Thinking this could be useful in a multi tenants service where you need to fairly allocate job processing capacity across tenants to a number of background workers (like data export api requests, encoding requests etc.)
That was my first thought as well. However, in a lot of real world cases, what matters is not the frequency of requests, but the duration of the jobs. For instance, one client might request a job that takes minutes or hours to complete, while another may only have requests that take a couple of seconds to complete. I don't think this library handles such cases.
Lots of heuristics continue to work pretty well as long as the least and greatest are within an order of magnitude of each other. It’s one of the reasons why we break stories down to 1-10 business days. Anything bigger and the statistical characteristics begin to break down.
That said, it’s quite easy for a big job to exceed 50x the cost of the smallest job.

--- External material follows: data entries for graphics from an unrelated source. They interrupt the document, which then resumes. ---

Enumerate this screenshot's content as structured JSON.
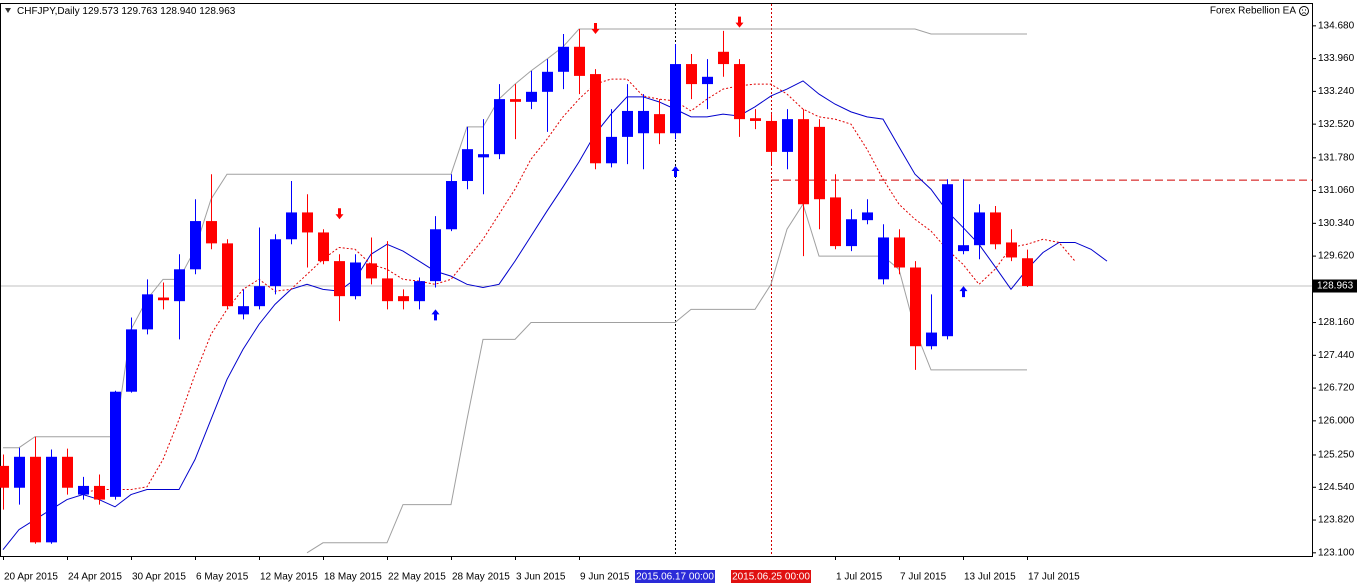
{
  "chart_data": {
    "type": "candlestick",
    "title": "CHFJPY,Daily",
    "header_values": [
      "129.573",
      "129.763",
      "128.940",
      "128.963"
    ],
    "expert_label": "Forex Rebellion EA",
    "categories": [
      "20 Apr 2015",
      null,
      null,
      null,
      "24 Apr 2015",
      null,
      null,
      null,
      "30 Apr 2015",
      null,
      null,
      null,
      "6 May 2015",
      null,
      null,
      null,
      "12 May 2015",
      null,
      null,
      null,
      "18 May 2015",
      null,
      null,
      null,
      "22 May 2015",
      null,
      null,
      null,
      "28 May 2015",
      null,
      null,
      null,
      "3 Jun 2015",
      null,
      null,
      null,
      "9 Jun 2015",
      null,
      null,
      null,
      null,
      null,
      null,
      null,
      null,
      null,
      null,
      null,
      null,
      null,
      null,
      null,
      "1 Jul 2015",
      null,
      null,
      null,
      "7 Jul 2015",
      null,
      null,
      null,
      "13 Jul 2015",
      null,
      null,
      null,
      "17 Jul 2015",
      null,
      null,
      null,
      null,
      null
    ],
    "open": [
      125.01,
      124.53,
      125.21,
      123.33,
      125.21,
      124.38,
      124.57,
      124.33,
      126.64,
      128.01,
      128.71,
      128.63,
      129.33,
      130.39,
      129.9,
      128.34,
      128.52,
      128.96,
      129.99,
      130.58,
      130.14,
      129.51,
      128.74,
      129.46,
      129.13,
      128.74,
      128.63,
      129.07,
      130.21,
      131.27,
      131.79,
      131.86,
      133.07,
      133.01,
      133.23,
      133.67,
      134.22,
      133.62,
      131.66,
      132.24,
      132.32,
      132.74,
      132.32,
      133.84,
      133.4,
      134.11,
      133.84,
      132.65,
      132.59,
      131.91,
      132.63,
      132.46,
      130.91,
      129.84,
      130.41,
      129.11,
      130.03,
      129.37,
      127.64,
      127.86,
      129.73,
      129.86,
      130.58,
      129.92,
      129.573,
      null,
      null,
      null,
      null,
      null
    ],
    "high": [
      125.26,
      125.41,
      125.65,
      125.37,
      125.39,
      124.77,
      124.82,
      126.66,
      128.27,
      129.11,
      129.04,
      129.66,
      130.87,
      131.42,
      129.99,
      128.89,
      130.25,
      130.1,
      131.27,
      130.98,
      130.21,
      129.66,
      129.66,
      130.03,
      129.95,
      128.89,
      129.15,
      130.5,
      131.42,
      132.46,
      132.63,
      133.4,
      133.4,
      133.69,
      133.95,
      134.5,
      134.61,
      133.73,
      132.85,
      133.4,
      133.18,
      133.07,
      134.28,
      134.06,
      133.95,
      134.57,
      133.95,
      132.85,
      132.74,
      132.85,
      132.85,
      132.63,
      131.42,
      130.65,
      130.87,
      130.32,
      130.21,
      129.51,
      128.78,
      131.31,
      131.31,
      130.76,
      130.72,
      130.21,
      129.763,
      null,
      null,
      null,
      null,
      null
    ],
    "low": [
      124.05,
      124.16,
      123.3,
      123.3,
      124.38,
      124.27,
      124.16,
      124.27,
      126.62,
      127.9,
      128.45,
      127.79,
      129.22,
      129.77,
      128.45,
      128.23,
      128.45,
      128.78,
      129.88,
      129.37,
      129.44,
      128.19,
      128.67,
      129.0,
      128.45,
      128.45,
      128.45,
      128.93,
      130.17,
      131.09,
      130.98,
      131.75,
      132.19,
      132.85,
      132.35,
      133.29,
      133.18,
      131.53,
      131.57,
      131.64,
      131.53,
      132.08,
      132.19,
      133.07,
      132.85,
      133.56,
      132.24,
      132.41,
      131.64,
      131.53,
      129.62,
      130.21,
      129.77,
      129.73,
      130.32,
      129.0,
      129.22,
      127.12,
      127.57,
      127.79,
      129.66,
      129.55,
      129.77,
      129.51,
      128.94,
      null,
      null,
      null,
      null,
      null
    ],
    "close": [
      124.53,
      125.21,
      123.33,
      125.21,
      124.53,
      124.57,
      124.27,
      126.64,
      128.01,
      128.78,
      128.65,
      129.33,
      130.39,
      129.9,
      128.52,
      128.52,
      128.96,
      129.99,
      130.58,
      130.14,
      129.51,
      128.74,
      129.48,
      129.13,
      128.63,
      128.63,
      129.07,
      130.21,
      131.27,
      131.97,
      131.86,
      133.07,
      133.01,
      133.23,
      133.67,
      134.22,
      133.58,
      131.66,
      132.24,
      132.81,
      132.81,
      132.32,
      133.84,
      133.4,
      133.56,
      133.84,
      132.63,
      132.59,
      131.91,
      132.63,
      130.76,
      130.87,
      129.84,
      130.43,
      130.58,
      130.03,
      129.37,
      127.64,
      127.94,
      131.2,
      129.86,
      130.58,
      129.88,
      129.59,
      128.963,
      null,
      null,
      null,
      null,
      null
    ],
    "bull_color": "#0000ff",
    "bear_color": "#ff0000",
    "series": [
      {
        "color": "#0000cc",
        "style": "solid",
        "values": [
          123.17,
          123.61,
          123.83,
          124.05,
          124.27,
          124.38,
          124.27,
          124.11,
          124.38,
          124.49,
          124.49,
          124.49,
          125.15,
          126.03,
          126.91,
          127.57,
          128.12,
          128.56,
          128.89,
          129.0,
          128.89,
          128.85,
          129.11,
          129.66,
          129.88,
          129.73,
          129.51,
          129.29,
          129.18,
          129.0,
          128.93,
          129.0,
          129.51,
          130.06,
          130.61,
          131.14,
          131.69,
          132.3,
          132.74,
          133.12,
          133.12,
          133.01,
          132.85,
          132.68,
          132.68,
          132.74,
          132.7,
          132.9,
          133.14,
          133.29,
          133.47,
          133.18,
          132.96,
          132.79,
          132.68,
          132.63,
          132.02,
          131.42,
          131.09,
          130.61,
          130.25,
          129.88,
          129.39,
          128.89,
          129.33,
          129.7,
          129.92,
          129.92,
          129.77,
          129.51
        ]
      },
      {
        "color": "#e00000",
        "style": "dotted",
        "values": [
          null,
          null,
          null,
          null,
          null,
          124.42,
          124.49,
          124.49,
          124.49,
          124.55,
          125.15,
          126.03,
          127.02,
          127.9,
          128.45,
          128.89,
          129.11,
          128.85,
          128.89,
          129.22,
          129.55,
          129.81,
          129.77,
          129.44,
          129.33,
          129.11,
          129.07,
          129.0,
          129.11,
          129.55,
          129.99,
          130.54,
          131.09,
          131.75,
          132.19,
          132.68,
          133.07,
          133.4,
          133.51,
          133.51,
          133.14,
          133.07,
          133.03,
          132.81,
          133.07,
          133.29,
          133.36,
          133.4,
          133.4,
          133.18,
          132.85,
          132.68,
          132.63,
          132.52,
          131.97,
          131.31,
          130.76,
          130.43,
          130.17,
          129.77,
          129.44,
          129.0,
          129.33,
          129.81,
          129.88,
          129.99,
          129.92,
          129.51,
          null,
          null
        ]
      },
      {
        "color": "#a0a0a0",
        "style": "solid",
        "values": [
          125.41,
          125.41,
          125.65,
          125.65,
          125.65,
          125.65,
          125.65,
          125.65,
          128.01,
          128.67,
          129.11,
          129.11,
          129.77,
          130.87,
          131.42,
          131.42,
          131.42,
          131.42,
          131.42,
          131.42,
          131.42,
          131.42,
          131.42,
          131.42,
          131.42,
          131.42,
          131.42,
          131.42,
          131.42,
          132.46,
          132.46,
          133.07,
          133.4,
          133.69,
          133.95,
          134.22,
          134.61,
          134.61,
          134.61,
          134.61,
          134.61,
          134.61,
          134.61,
          134.61,
          134.61,
          134.61,
          134.61,
          134.61,
          134.61,
          134.61,
          134.61,
          134.61,
          134.61,
          134.61,
          134.61,
          134.61,
          134.61,
          134.61,
          134.5,
          134.5,
          134.5,
          134.5,
          134.5,
          134.5,
          134.5,
          null,
          null,
          null,
          null,
          null
        ]
      },
      {
        "color": "#a0a0a0",
        "style": "solid",
        "values": [
          null,
          null,
          null,
          null,
          null,
          null,
          null,
          null,
          null,
          null,
          null,
          null,
          null,
          null,
          null,
          null,
          null,
          null,
          null,
          123.1,
          123.32,
          123.32,
          123.32,
          123.32,
          123.32,
          124.16,
          124.16,
          124.16,
          124.16,
          126.03,
          127.79,
          127.79,
          127.79,
          128.16,
          128.16,
          128.16,
          128.16,
          128.16,
          128.16,
          128.16,
          128.16,
          128.16,
          128.16,
          128.45,
          128.45,
          128.45,
          128.45,
          128.45,
          129.0,
          130.21,
          130.76,
          129.62,
          129.62,
          129.62,
          129.62,
          129.62,
          129.33,
          128.01,
          127.12,
          127.12,
          127.12,
          127.12,
          127.12,
          127.12,
          127.12,
          null,
          null,
          null,
          null,
          null
        ]
      }
    ],
    "arrows_down": [
      null,
      null,
      null,
      null,
      null,
      null,
      null,
      null,
      null,
      null,
      null,
      null,
      null,
      null,
      null,
      null,
      null,
      null,
      null,
      null,
      null,
      130.54,
      null,
      null,
      null,
      null,
      null,
      null,
      null,
      null,
      null,
      null,
      null,
      null,
      null,
      null,
      null,
      134.61,
      null,
      null,
      null,
      null,
      null,
      null,
      null,
      null,
      134.75,
      null,
      null,
      null,
      null,
      null,
      null,
      null,
      null,
      null,
      null,
      null,
      null,
      null,
      null,
      null,
      null,
      null,
      null,
      null,
      null,
      null,
      null,
      null
    ],
    "arrows_up": [
      null,
      null,
      null,
      null,
      null,
      null,
      null,
      null,
      null,
      null,
      null,
      null,
      null,
      null,
      null,
      null,
      null,
      null,
      null,
      null,
      null,
      null,
      null,
      null,
      null,
      null,
      null,
      128.34,
      null,
      null,
      null,
      null,
      null,
      null,
      null,
      null,
      null,
      null,
      null,
      null,
      null,
      null,
      131.49,
      null,
      null,
      null,
      null,
      null,
      null,
      null,
      null,
      null,
      null,
      null,
      null,
      null,
      null,
      null,
      null,
      null,
      128.85,
      null,
      null,
      null,
      null,
      null,
      null,
      null,
      null,
      null
    ],
    "ylim": [
      123.03,
      135.16
    ],
    "yticks": [
      {
        "value": 134.68,
        "label": "134.680"
      },
      {
        "value": 133.96,
        "label": "133.960"
      },
      {
        "value": 133.24,
        "label": "133.240"
      },
      {
        "value": 132.52,
        "label": "132.520"
      },
      {
        "value": 131.78,
        "label": "131.780"
      },
      {
        "value": 131.06,
        "label": "131.060"
      },
      {
        "value": 130.34,
        "label": "130.340"
      },
      {
        "value": 129.62,
        "label": "129.620"
      },
      {
        "value": 128.16,
        "label": "128.160"
      },
      {
        "value": 127.44,
        "label": "127.440"
      },
      {
        "value": 126.72,
        "label": "126.720"
      },
      {
        "value": 126.0,
        "label": "126.000"
      },
      {
        "value": 125.25,
        "label": "125.250"
      },
      {
        "value": 124.54,
        "label": "124.540"
      },
      {
        "value": 123.82,
        "label": "123.820"
      },
      {
        "value": 123.1,
        "label": "123.100"
      }
    ],
    "price_line": {
      "value": 128.963,
      "label": "128.963",
      "color": "#c0c0c0"
    },
    "hlines": [
      {
        "value": 131.29,
        "color": "#d00000",
        "from_index": 48
      }
    ],
    "vlines": [
      {
        "at": 42,
        "label": "2015.06.17 00:00",
        "line_color": "#000000",
        "box_color": "#2a2ad8"
      },
      {
        "at": 48,
        "label": "2015.06.25 00:00",
        "line_color": "#d00000",
        "box_color": "#e01010"
      }
    ]
  }
}
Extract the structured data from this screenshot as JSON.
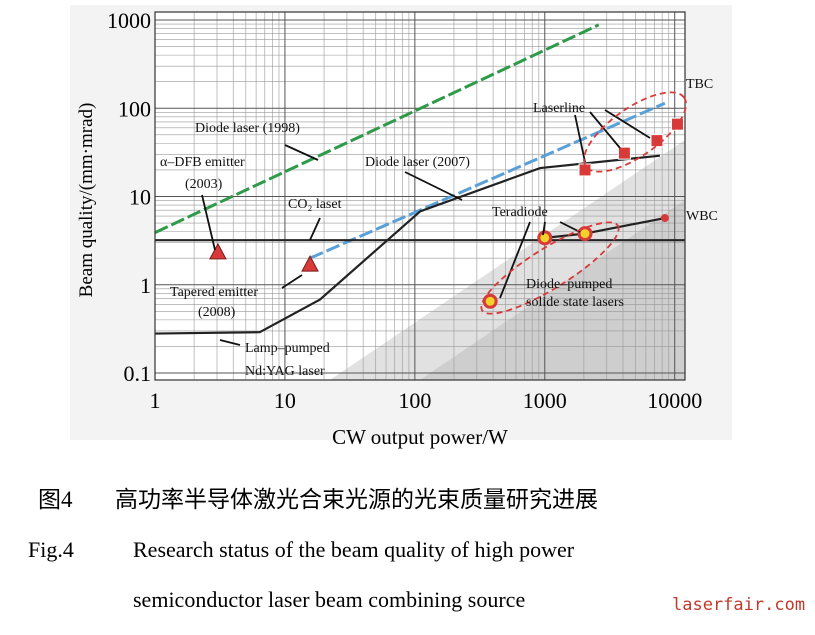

defining a unit of processing like duration or quantity and then feeding the algorithm with the equivalent of units consumed (pre or post processing a request) might help.
To mitigate this case you could limit capacity in terms of concurrency instead of request rate. Basically it would be like a fairly-acquired semaphore.
I believe nginx+ has a feature that does max-conns by IP address. It’s a similar solution to what you describe. Of course that falls down wrt fairness when fanout causes the cost of a request to not be proportional to the response time.